Над нами было голубое безоблачное небо, под нами – зеленый ковер, изрисованный дорогами, реками, городами, деревнями.

Неделями мы рыскали по этой местности в поисках не замеченной другими банки моркови или пары луковиц, или чего еще могли найти, чтобы удержаться по эту сторону голода ближайшие сутки. Мы проходили мимо гниющих трупов людей – таких же людей, как мы, – которым не довелось пережить лето. Все время в нос била вонь разложения. Или вонь гари, где разогревалась земля. Все время все чувства приходилось держать настороже, чтобы не пропустить признаки близкого лагеря беженцев, обитатели которого могли обратиться к каннибализму в поисках белковой пищи для выживания.

– Рик!

– Что? – Я наклонился вперед, чтобы услышать, что хочет сказать Кейт.

Она повернулась на сиденье.

– Ты знаешь этот город?

– Донкастер.

– Уверен? – спросил Говард. – Я хочу дойти до Лондона вдоль восточной железной дороги у побережья.

– Она проходит через Донкастер.

– Знаю, но разве в Донкастере было когда-нибудь такое озеро?

– Хм… Кейт, не дашь мне бинокль? Спасибо.

– Озеро покрыло железную дорогу и главные дороги, – сказал Говард. – Шоссе AIM затоплено полностью.

– Можешь спуститься чуть пониже?

– Я на трех тысячах метров. Могу рискнуть до двух тысяч.

– Рискнуть? – переспросила Кейт.

Говард пожал плечами:

– Люди дошли до точки. Они думают, что мой самолет по самые крылья набит шоколадом, или мясом, или чем еще. И постреливают.

Я глянул вниз. С этой высоты ничего особо необычного не было видно. Дома, заводы, школы, футбольные поля. Зеленый город с шеренгами деревьев вдоль домов. Мирный и безопасный. Это, конечно, если не знать, какая началась бойня, когда сдохла цивилизация. Иначе понятно, что эти зеленые садики теперь усыпаны людскими черепами, добела обглоданными воронами и крысами.

И единственным свидетельством весьма фундаментальных изменений ландшафта было озеро, которое теперь тянулось под нами километр за километром к южной окраине города.

– Сейчас еще раз пройду над центром города, – сказал Говард, закладывая крутой вираж. Я инстинктивно схватился за привязной ремень. Казалось, что самолет балансирует на кончике крыла. И я не мог избавиться от ощущения, что сейчас меня выбросит из кабины и размажет по асфальту далеко внизу. А подо мной поворачивался город. Магазины, супермаркеты, дома, лавки, нагромождение геометрических форм черных шиферных крыш.

– Что ты думаешь, Рик?

– Минутку… ага, вот. Вижу ипподром.

– Донкастерский?

– Определенно.

– А железной дороги не видишь?

– Нет. Наверняка она под водой.

– Если это Донкастер, мы должны ее заметить, когда пойдем на юг.

– Это точно Донкастер. Вон остатки парка развлечений. Когда-то я встречался с одной девушкой из этого города. Мы здесь катались на коньках.

– На коньках? – удивленно переспросила Кейт, вспыхнув зелеными глазами.

– Именно на них, – усмехнулся я в ответ.

– Извини, – улыбнулась она. – Просто не могу себе представить тебя на коньках.
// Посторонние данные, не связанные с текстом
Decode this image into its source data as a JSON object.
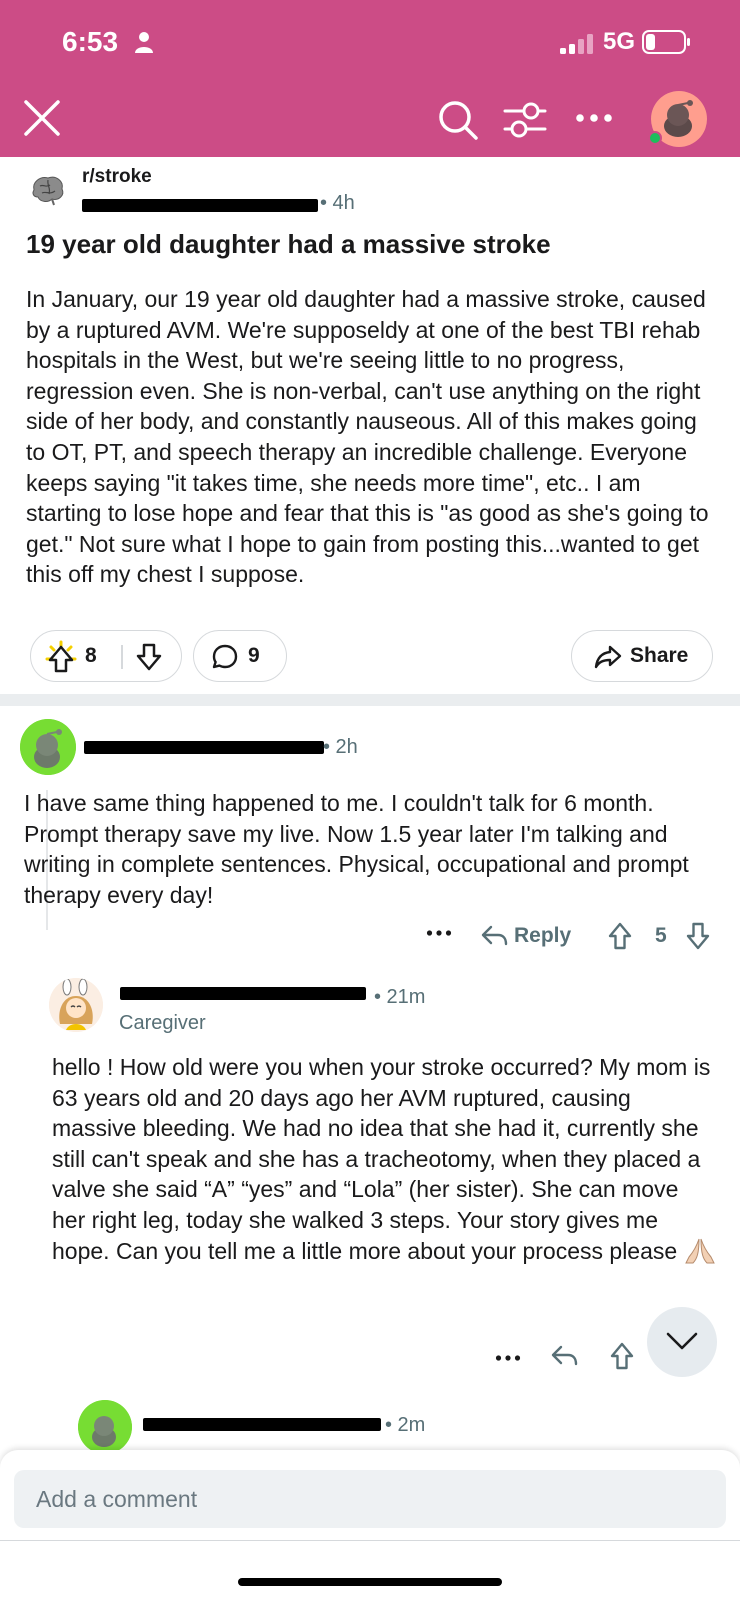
{
  "status_bar": {
    "time": "6:53",
    "network": "5G"
  },
  "post": {
    "subreddit": "r/stroke",
    "time": "• 4h",
    "title": "19 year old daughter had a massive stroke",
    "body": "In January, our 19 year old daughter had a massive stroke, caused by a ruptured AVM. We're supposeldy at one of the best TBI rehab hospitals in the West, but we're seeing little to no progress, regression even. She is non-verbal, can't use anything on the right side of her body, and constantly nauseous. All of this makes going to OT, PT, and speech therapy an incredible challenge. Everyone keeps saying \"it takes time, she needs more time\", etc.. I am starting to lose hope and fear that this is \"as good as she's going to get.\" Not sure what I hope to gain from posting this...wanted to get this off my chest I suppose.",
    "vote_count": "8",
    "comment_count": "9",
    "share_label": "Share"
  },
  "comments": [
    {
      "time": "• 2h",
      "body": "I have same thing happened to me. I couldn't talk for 6 month. Prompt therapy save my live. Now 1.5 year later I'm talking and writing in complete sentences. Physical, occupational and prompt therapy every day!",
      "reply_label": "Reply",
      "score": "5"
    },
    {
      "time": "• 21m",
      "flair": "Caregiver",
      "body": "hello ! How old were you when your stroke occurred? My mom is 63 years old and 20 days ago her AVM ruptured, causing massive bleeding. We had no idea that she had it, currently she still can't speak and she has a tracheotomy, when they placed a valve she said “A” “yes” and “Lola” (her sister). She can move her right leg, today she walked 3 steps. Your story gives me hope. Can you tell me a little more about your process please"
    },
    {
      "time": "• 2m"
    }
  ],
  "composer": {
    "placeholder": "Add a comment"
  },
  "colors": {
    "header": "#cc4c86",
    "online": "#1ebd5c",
    "avatar_green": "#77dd33"
  }
}
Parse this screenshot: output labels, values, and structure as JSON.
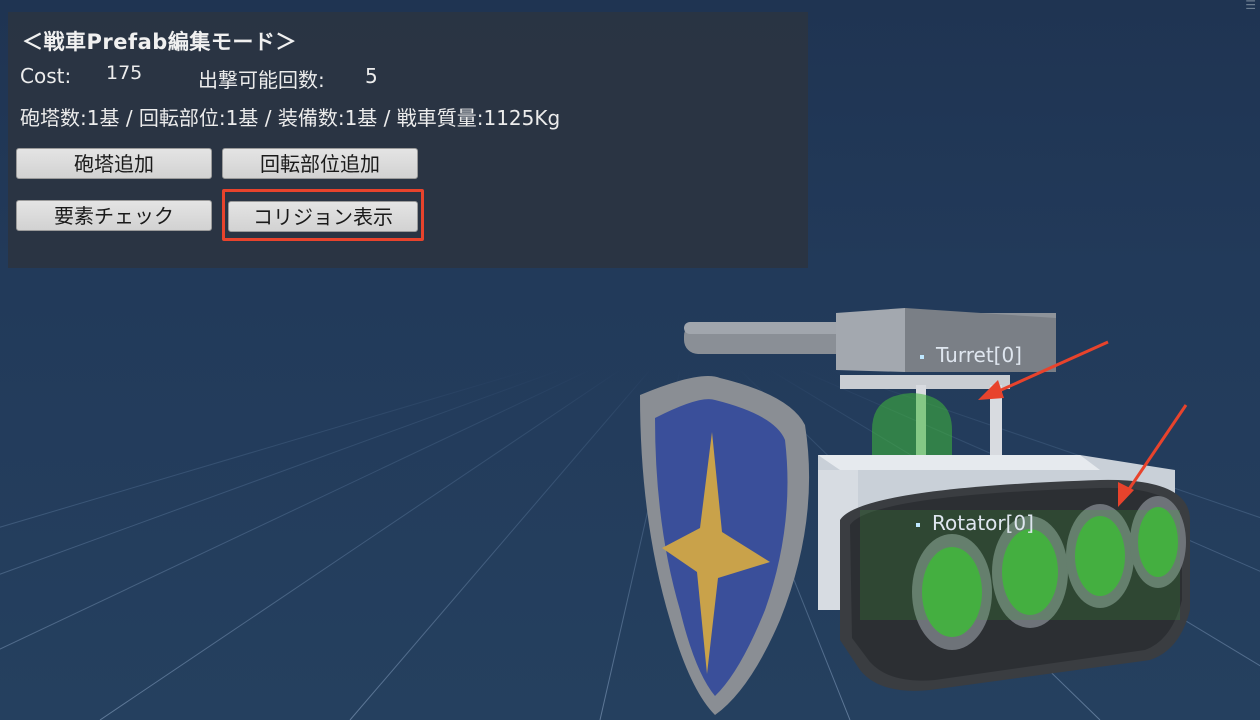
{
  "panel": {
    "title": "＜戦車Prefab編集モード＞",
    "cost_label": "Cost:",
    "cost_value": "175",
    "sortie_label": "出撃可能回数:",
    "sortie_value": "5",
    "stats_line": "砲塔数:1基 / 回転部位:1基 / 装備数:1基 / 戦車質量:1125Kg",
    "buttons": {
      "add_turret": "砲塔追加",
      "add_rotator": "回転部位追加",
      "check_elements": "要素チェック",
      "show_collision": "コリジョン表示"
    }
  },
  "scene": {
    "turret_label": "Turret[0]",
    "rotator_label": "Rotator[0]",
    "annotation_color": "#e8432c",
    "collider_color": "#3fb83a",
    "shield_color": "#3a4f9a",
    "emblem_color": "#c9a24a"
  }
}
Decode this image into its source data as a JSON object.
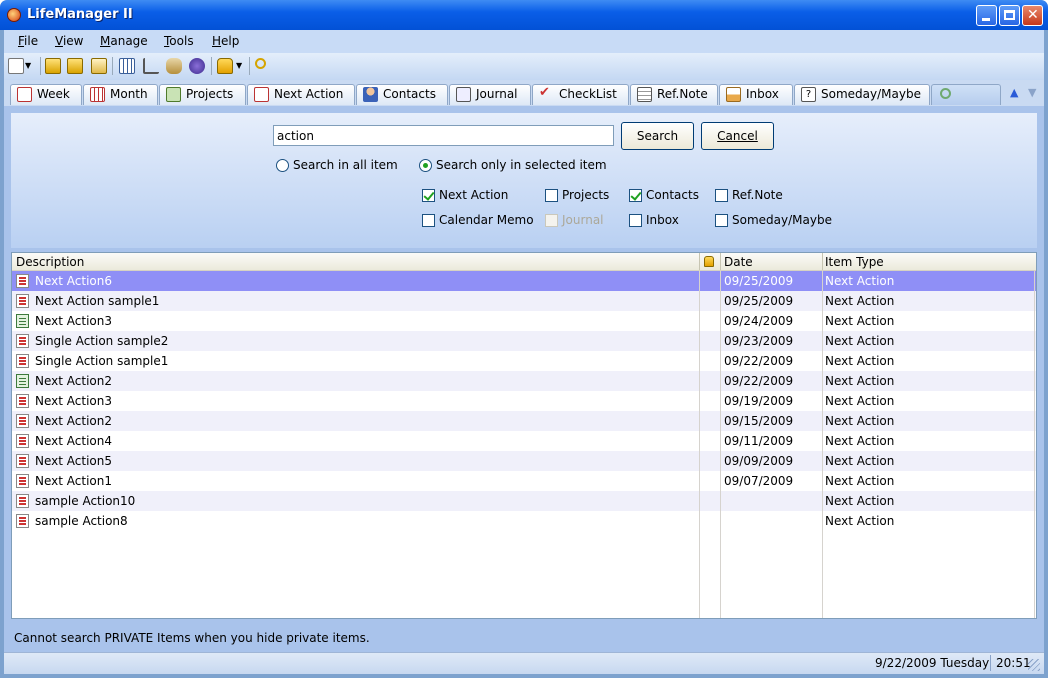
{
  "window": {
    "title": "LifeManager II"
  },
  "menu": [
    {
      "label": "File",
      "key": "F",
      "rest": "ile"
    },
    {
      "label": "View",
      "key": "V",
      "rest": "iew"
    },
    {
      "label": "Manage",
      "key": "M",
      "rest": "anage"
    },
    {
      "label": "Tools",
      "key": "T",
      "rest": "ools"
    },
    {
      "label": "Help",
      "key": "H",
      "rest": "elp"
    }
  ],
  "toolbar_icons": [
    "new-icon",
    "dropdown-arrow-icon",
    "import-icon",
    "export-icon",
    "backup-icon",
    "calendar-grid-icon",
    "tree-icon",
    "database-icon",
    "settings-icon",
    "lock-icon",
    "dropdown-arrow-icon",
    "search-icon"
  ],
  "tabs": [
    {
      "label": "Week",
      "icon": "week-calendar-icon"
    },
    {
      "label": "Month",
      "icon": "month-calendar-icon"
    },
    {
      "label": "Projects",
      "icon": "projects-icon"
    },
    {
      "label": "Next Action",
      "icon": "next-action-icon"
    },
    {
      "label": "Contacts",
      "icon": "contacts-icon"
    },
    {
      "label": "Journal",
      "icon": "journal-icon"
    },
    {
      "label": "CheckList",
      "icon": "checklist-icon"
    },
    {
      "label": "Ref.Note",
      "icon": "ref-note-icon"
    },
    {
      "label": "Inbox",
      "icon": "inbox-icon"
    },
    {
      "label": "Someday/Maybe",
      "icon": "someday-maybe-icon"
    }
  ],
  "search": {
    "query": "action",
    "search_button": "Search",
    "cancel_button": "Cancel",
    "scope_all": "Search in all item",
    "scope_selected": "Search only in selected item",
    "scope_value": "selected",
    "filters": [
      {
        "label": "Next Action",
        "checked": true,
        "enabled": true
      },
      {
        "label": "Projects",
        "checked": false,
        "enabled": true
      },
      {
        "label": "Contacts",
        "checked": true,
        "enabled": true
      },
      {
        "label": "Ref.Note",
        "checked": false,
        "enabled": true
      },
      {
        "label": "Calendar Memo",
        "checked": false,
        "enabled": true
      },
      {
        "label": "Journal",
        "checked": false,
        "enabled": false
      },
      {
        "label": "Inbox",
        "checked": false,
        "enabled": true
      },
      {
        "label": "Someday/Maybe",
        "checked": false,
        "enabled": true
      }
    ]
  },
  "results": {
    "headers": {
      "description": "Description",
      "date": "Date",
      "type": "Item Type"
    },
    "rows": [
      {
        "description": "Next Action6",
        "date": "09/25/2009",
        "type": "Next Action",
        "icon": "note-icon",
        "selected": true
      },
      {
        "description": "Next Action sample1",
        "date": "09/25/2009",
        "type": "Next Action",
        "icon": "note-icon"
      },
      {
        "description": "Next Action3",
        "date": "09/24/2009",
        "type": "Next Action",
        "icon": "memo-icon"
      },
      {
        "description": "Single Action sample2",
        "date": "09/23/2009",
        "type": "Next Action",
        "icon": "note-icon"
      },
      {
        "description": "Single Action sample1",
        "date": "09/22/2009",
        "type": "Next Action",
        "icon": "note-icon"
      },
      {
        "description": "Next Action2",
        "date": "09/22/2009",
        "type": "Next Action",
        "icon": "memo-icon"
      },
      {
        "description": "Next Action3",
        "date": "09/19/2009",
        "type": "Next Action",
        "icon": "note-icon"
      },
      {
        "description": "Next Action2",
        "date": "09/15/2009",
        "type": "Next Action",
        "icon": "note-icon"
      },
      {
        "description": "Next Action4",
        "date": "09/11/2009",
        "type": "Next Action",
        "icon": "note-icon"
      },
      {
        "description": "Next Action5",
        "date": "09/09/2009",
        "type": "Next Action",
        "icon": "note-icon"
      },
      {
        "description": "Next Action1",
        "date": "09/07/2009",
        "type": "Next Action",
        "icon": "note-icon"
      },
      {
        "description": "sample Action10",
        "date": "",
        "type": "Next Action",
        "icon": "note-icon"
      },
      {
        "description": "sample Action8",
        "date": "",
        "type": "Next Action",
        "icon": "note-icon"
      }
    ]
  },
  "status": {
    "message": "Cannot search PRIVATE Items when you hide private items.",
    "date": "9/22/2009 Tuesday",
    "time": "20:51"
  },
  "colors": {
    "selection": "#8f8ff6",
    "title_bar": "#0a5ee8"
  }
}
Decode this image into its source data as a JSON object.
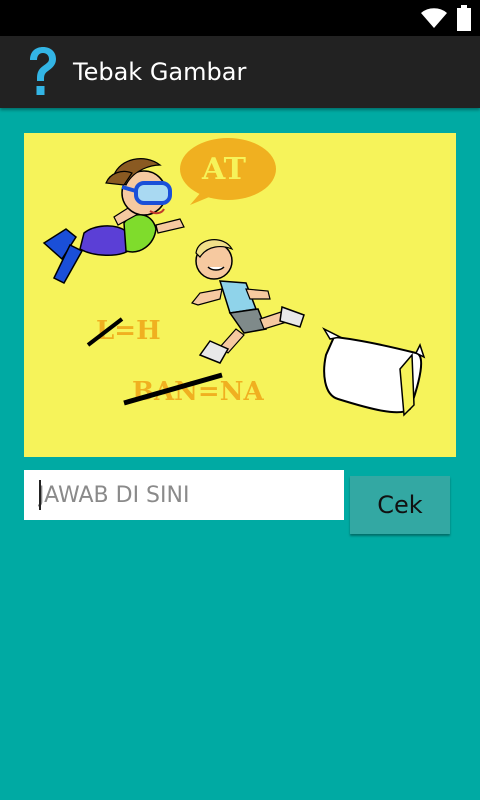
{
  "status_bar": {
    "icons": [
      "wifi-icon",
      "battery-icon"
    ]
  },
  "header": {
    "icon": "question-mark-icon",
    "title": "Tebak Gambar"
  },
  "puzzle": {
    "image_texts": {
      "bubble": "AT",
      "clue_line1": "L=H",
      "clue_line2": "BAN=NA"
    }
  },
  "answer": {
    "placeholder": "JAWAB DI SINI",
    "value": ""
  },
  "check_button": {
    "label": "Cek"
  },
  "colors": {
    "background": "#00aaa3",
    "action_bar": "#222222",
    "accent_icon": "#33b5e5",
    "image_bg": "#f6f35a",
    "clue_text": "#f0b020"
  }
}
– Чего не сделаешь ради любви? – Сказав это, я почему-то покраснел и поспешил отвернуться.

Комплекс Купола, где я так часто падал на спину, когда мы с Джули пытались кататься, держась за руки, скользнул под крылом и ушел назад. Стеклянный купол на белом здании был разбит вдребезги. Мне живо представилось, что там внутри. В соединённых бассейнах вода по колено, стены покрыты зеленой слизью. Водяные желоба, по которым весело катался народ, высохли и потрескались. Края бассейнов, где бегали босиком дети, выкрикивая и смеясь, усыпаны битым стеклом. Сидит, быть может, под тропическим деревом разжиревшая на человеческом мясе водяная крыса и чистит усы. Все гниет и рассыпается. Сиявшие когда-то серебром перила покрыты ржавчиной. Кабинки для переодевания пусты. Мне представился призрачный смех и крики ребятишек, растирающихся полотенцами после купания:

“Пол, а теперь куда?”

“За пиццей!”

“Фиг, давай в “Макдональдс”!”

“А башлей хватит?”

“Я тебе малость отсыплю в долг”.

“Слушай, посмотри, что у меня тут за пятно?”

“Сифилис”.

“На глазу?”

“А об кого ты мордой терся?”

“А ты не подглядывай!”

“Мам, Терри меня не выпускает!”

– Рик! Рик! Алло… реальность вызывает планету Рик Кеннеди!

Я очнулся.

– Извини, забылся.

– Так как?

– Что “так как”?

Она улыбнулась и покачала головой:

– Ты и в самом деле замечтался. Я только спросила, хочешь ли ты кофе.

– Спасибо, – улыбнулся я.

Донкастер остался позади. Мелькнул кинотеатр, где мы с Джули сидели в заднем ряду целый сеанс, не видя фильма – целовались без передышки, и моя рука шарила у нее под кофтой.

Кинотеатр стоял посреди озера, как прямоугольное судно; вода доходила до входных дверей. Пригород Бессакарр к югу тоже был затоплен, и десятки когда-то дорогих домов смотрелись флотилией лодочек. Деревья погибли, их голые ветви торчали в воздухе как скелеты.

В одном из этих домов жила Джули. Жива она теперь, или погибла, или бьется за выживание клыками и когтями?

Я прищурился и поглядел в бинокль. Крыши казались так близко, что можно рукой достать. Один дом выгорел, осталась только кирпичная коробка. Забавно – вдоль затопленной улицы плыли две лошади. А вон на крыше кто-то привязал белое полотнище. А на нем черной краской – одно слово:

СПАСИТЕ.

Катастрофа постигла всех, кто жил в этих домах. Всем им было что рассказать о том, что случилось, когда цивилизация, охранявшая их все эти годы, рухнула в одночасье и началась борьба за существование.

И единственное, что я почувствовал над затопленными пригородами Донкастера – спокойную отстраненность. Будто смотрел старую ленту новостей. Что случилось, то случилось, и без толку плакать о пролитом молоке. Надо идти вперед. Выжить. Построить жизнь заново.

Или погибнуть.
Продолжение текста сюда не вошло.